Other than that, the stands were as packed as they've been since Jacques Villeneuve won what some purists consider the last great Indy, '95, because it was the last one before the CART-IRL split.
The Indy 500 isn't fully back yet, but the Daytona 500 might better start tuning that second fiddle, just in case.
Charlotte, of course, hyped as its 600 is, was never in the hunt for the title of world's greatest race in the first place.
At Le Mans next month, the organizers may claim a crowd similar to this one in the 24 Hours, but estimates there have always seemed blatantly inflated to me. And they're impossible to document, scattered as the spectators are through the forests of western France.

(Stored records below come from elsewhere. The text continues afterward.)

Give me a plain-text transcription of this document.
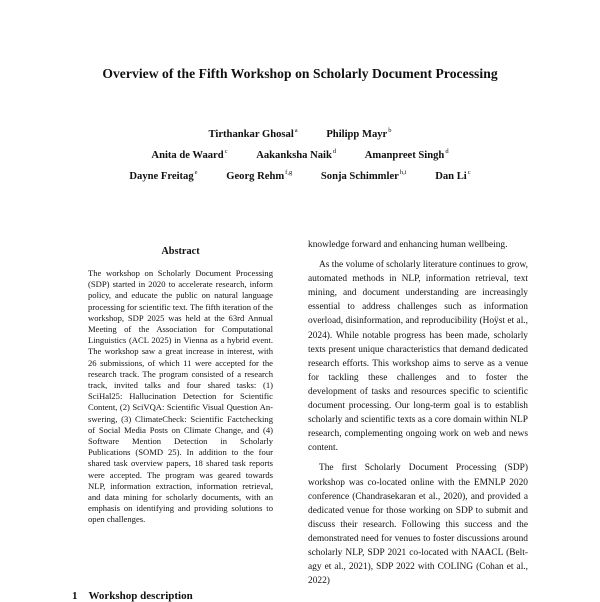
Overview of the Fifth Workshop on Scholarly Document Processing
Tirthankar Ghosal$^a$	Philipp Mayr$^b$
Anita de Waard$^c$	Aakanksha Naik$^d$	Amanpreet Singh$^d$
Dayne Freitag$^e$	Georg Rehm$^{f,g}$	Sonja Schimmler$^{h,i}$	Dan Li$^c$
Abstract

The workshop on Scholarly Document Processing (SDP) started in 2020 to accelerate research, inform policy, and educate the public on natural language processing for scientific text. The fifth iteration of the workshop, SDP 2025 was held at the 63rd Annual Meeting of the Association for Computational Linguistics (ACL 2025) in Vienna as a hybrid event. The workshop saw a great increase in interest, with 26 submissions, of which 11 were accepted for the research track. The program consisted of a research track, invited talks and four shared tasks: (1) SciHal25: Hallucination Detection for Scientific Content, (2) SciVQA: Scientific Visual Question Answering, (3) ClimateCheck: Scientific Factchecking of Social Media Posts on Climate Change, and (4) Software Mention Detection in Scholarly Publications (SOMD 25). In addition to the four shared task overview papers, 18 shared task reports were accepted. The program was geared towards NLP, information extraction, information retrieval, and data mining for scholarly documents, with an emphasis on identifying and providing solutions to open challenges.

knowledge forward and enhancing human wellbeing.

As the volume of scholarly literature continues to grow, automated methods in NLP, information retrieval, text mining, and document understanding are increasingly essential to address challenges such as information overload, disinformation, and reproducibility (Hoÿst et al., 2024). While notable progress has been made, scholarly texts present unique characteristics that demand dedicated research efforts. This workshop aims to serve as a venue for tackling these challenges and to foster the development of tasks and resources specific to scientific document processing. Our long-term goal is to establish scholarly and scientific texts as a core domain within NLP research, complementing ongoing work on web and news content.

The first Scholarly Document Processing (SDP) workshop was co-located online with the EMNLP 2020 conference (Chandrasekaran et al., 2020), and provided a dedicated venue for those working on SDP to submit and discuss their research. Following this success and the demonstrated need for venues to foster discussions around scholarly NLP, SDP 2021 co-located with NAACL (Beltagy et al., 2021), SDP 2022 with COLING (Cohan et al., 2022)

1 Workshop description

And Le Mans organizers had better hope for a spectacular event if they want to stay in the conversation about this notion of the world's greatest race.
As for Monaco, Sunday's Grand Prix there was blown away in sheer drama by the goings-on here. Besides, they can't squeeze more than about 50,000 people along the street course, up in the cliffs and on the hotel balconies.
For 16 years now, the motor racing world has been in limbo, night, confusion, without a clear greatest event.
But the sky is pink over Indiana. There's a glow on the horizon off toward Ohio, to the east.
The world is waiting for the sunrise.